5.     Field Punishment will be carried out regimentally when the unit to which the offender belongs or is attached is actually on the move, but when the unit is halted at any place where there is a provost marshal or an assistant provost marshal the punishment will be carried out under that officer.

6.     When the unit to which the offender belongs or is attached is actually on the move, an offender awarded Field Punishment No. 1 shall be exempt from the operation of Rule 2. (b), but all offenders awarded Field Punishment shall march with their unit, carry their arms and accoutrements, perform all their military duties as well as extra fatigue duties, and be treated as defaulters.

110.     Method of carrying out Field Punishment. Although it has not been considered advisable to allow Field Punishment No. 1 to be administered in the United Kingdom, it is the punishment most frequently met with in the theatre of war. It is easily carried out, if the proper procedure is understood, and has been administered with excellent results. It must be remembered for obvious reasons that a man undergoing Field Punishment does not thereby miss his tour of duty in the trenches.

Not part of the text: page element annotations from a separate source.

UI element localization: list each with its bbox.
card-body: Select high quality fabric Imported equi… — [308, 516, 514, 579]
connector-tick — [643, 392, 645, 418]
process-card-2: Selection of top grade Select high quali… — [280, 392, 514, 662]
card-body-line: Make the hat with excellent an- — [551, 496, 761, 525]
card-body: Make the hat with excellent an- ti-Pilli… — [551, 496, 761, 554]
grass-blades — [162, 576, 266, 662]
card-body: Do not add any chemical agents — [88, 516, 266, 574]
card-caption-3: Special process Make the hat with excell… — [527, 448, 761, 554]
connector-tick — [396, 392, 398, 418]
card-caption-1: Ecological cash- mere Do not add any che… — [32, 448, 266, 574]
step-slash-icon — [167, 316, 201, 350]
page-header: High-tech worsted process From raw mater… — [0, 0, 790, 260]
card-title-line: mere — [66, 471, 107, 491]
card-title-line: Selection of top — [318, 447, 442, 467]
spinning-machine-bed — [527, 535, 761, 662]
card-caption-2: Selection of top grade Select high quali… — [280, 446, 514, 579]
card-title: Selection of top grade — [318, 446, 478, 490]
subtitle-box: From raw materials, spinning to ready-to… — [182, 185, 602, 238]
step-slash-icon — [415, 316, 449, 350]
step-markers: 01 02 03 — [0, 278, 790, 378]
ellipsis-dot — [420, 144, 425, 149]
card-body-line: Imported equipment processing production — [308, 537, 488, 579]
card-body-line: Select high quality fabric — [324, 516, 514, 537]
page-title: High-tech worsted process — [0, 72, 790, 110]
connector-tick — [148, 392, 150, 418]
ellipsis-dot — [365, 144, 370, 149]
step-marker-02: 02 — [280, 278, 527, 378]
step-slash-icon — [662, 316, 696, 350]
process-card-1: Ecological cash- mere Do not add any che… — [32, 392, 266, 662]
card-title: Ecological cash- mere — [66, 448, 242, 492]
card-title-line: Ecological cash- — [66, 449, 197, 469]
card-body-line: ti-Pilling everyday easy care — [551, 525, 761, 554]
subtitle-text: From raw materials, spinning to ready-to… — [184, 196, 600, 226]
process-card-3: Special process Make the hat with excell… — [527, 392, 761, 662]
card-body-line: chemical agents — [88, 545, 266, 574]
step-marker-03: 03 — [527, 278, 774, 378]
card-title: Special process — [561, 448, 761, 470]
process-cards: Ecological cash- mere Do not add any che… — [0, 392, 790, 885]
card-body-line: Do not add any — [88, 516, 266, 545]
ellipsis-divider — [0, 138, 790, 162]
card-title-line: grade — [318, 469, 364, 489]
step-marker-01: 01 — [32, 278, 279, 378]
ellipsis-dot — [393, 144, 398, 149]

No punishments are carried out when the unit is actually on trench duty, and since the sentence runs concurrently with this duty due attention should be paid to this point by the Commanding Officer in making his award. Many officers have an idea that Field Punishment No. I consists in merely tying a prisoner to a fixed object for a certain length of time each day. This is quite wrong. The proper system is to make a man sentenced to this punishment do all the fatigues and sanitary work possible in the vicinity of the billets which his unit is occupying, with a view to relieving well-conducted men there-from. Then when there is nothing left for him to do of that nature, he can be tied to a fixed object for a period not exceeding two hours daily. When it is decided to tie a prisoner to a fixed object, it has been found advisable to carry out this punishment in as public a place as possible.